There is another issue at stake however. How much of the available rebuilding funds should go to rebuilding housing and how much should the local governments be allowed to build infrastructure and do “economic development” projects? This critical question has received too little attention.
Governor Perry’s draft plan would suggest that the money should be split 50-50 between housing and other uses. TDHCA says the number is firm but ORCA, the lapdog of local politicians who want to spend the money for discretionary public works project rather than rebuilding the homes of storm victims, say the 50-50 split is not firm. ORCA says local politicians can decide that they don’t have any housing need and choose to put all the money into their local budgets. This is clearly outrageous but so far Governor Perry has ducked responsibility and allowed the controversy to fester.
One of the problems here is the lack of good damage assessment numbers from FEMA. There is not a lot we can do about that at this point. Nevertheless there can be no doubt that the need for funds to rebuild housing is huge. I was reminded about this when I read Mike Snyder’s Ike one year anniversary story in the Houston Chronicle this morning. The following paragraph caught my eye…
Today, 2,180 families remain in mobile homes or other temporary housing provided by FEMA, mostly in Galveston or in the Beaumont-Port Arthur area. An additional 10,595 households are participating in the federal Disaster Housing Assistance Program, which provides temporary rent subsidies for qualified families affected by Ike.
The cost of rebuilding homes for the 2,180 families in mobile homes and the 10,595 families on the rent voucher program would be $958 million at the costs per home under the TDHCA Hurricane Rita Round 2 Recovery program and $1.6 billion at the rebuilding costs the COGs incurred in Rita Round 1 and are proposing for their Ike rebuilding programs. Keep in mind there is only about $3 billion to deal with all the rebuilding efforts, housing and otherwise for damages caused by both Hurricanes Ike and Dolly.

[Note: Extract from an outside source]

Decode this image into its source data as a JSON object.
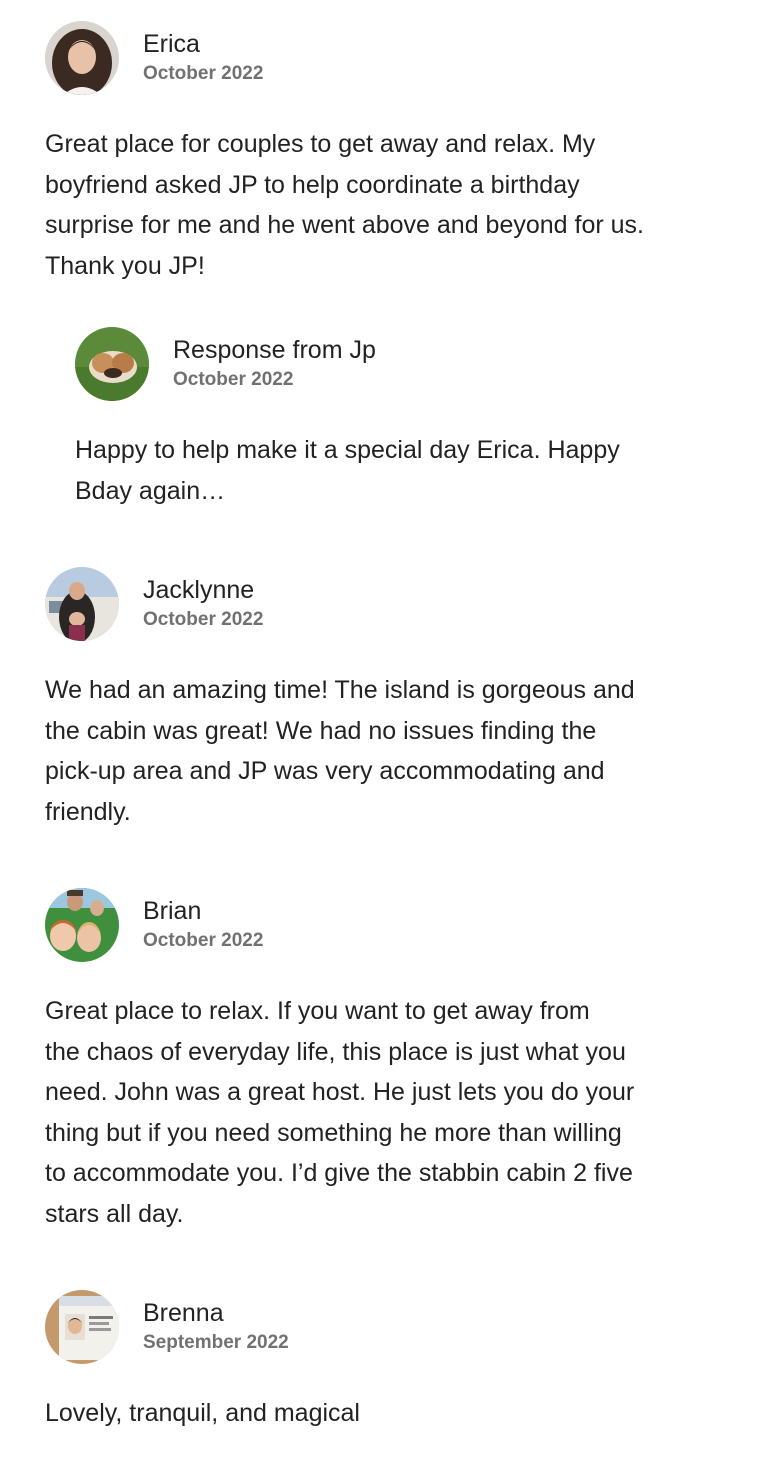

Let’s take the lower number and assume that the COGs cut back their housing rebuilding costs to be in line with TDHCA’s. So, $958 million is needed to get people back in houses who are still out after one year. Plus, we need to rebuild homes destroyed by Hurricane Dolly. Let’s say that is one-quarter of the number needed for Hurricane Ike survivors. That is another $245 million.
We also need to deal with repairing the homes of people who cannot afford to do so who have not moved out of their homes. No one knows the right number. The Federal Emergency Management Agency qualified 85,245 households for its various forms of housing assistance for Ike alone, all of which require a determination that the applicant’s home was uninhabitable. Back out the 12,275 families who are still out of their home and that leaves 72,970. Let’s assume that the state decides to only help one in three of these families with repairs at a relatively low level of $15,000 per house. That is another $365 million. Factor in another 25 percent for Hurricane Dolly survivor home repairs of $91 million.
Then there are the rental housing needs. The Feds require Texas to spend 10.6 percent ($324 million) on that, which is way too low to restore the affordable rental housing destroyed by the hurricanes but let’s accept that as the number for the sake of argument.
Here is what you get,,,
Ike home rebuilding $958,000,000 Ike home repairs $365,000,000 Dolly home rebuilding $245,000,000 Dolly home repairs $91,000,000 Rental housing $324,000,000 Total $1,983,000,000 .
$1.983 billion is 65 percent of the available $3.058 billion in federal disaster rebuilding funds
This is the bare minimum that Governor Perry should require be spent from CDBG disaster recovery funds to help Texas families rebuild their homes. But the Governor started off only requiring that 50 percent go to housing and ORXCA is trying to set it up so that local politicians can spend even less.
If this happens there will be an awful lot of Texas families who need help rebuilding who are passed over. It is not right.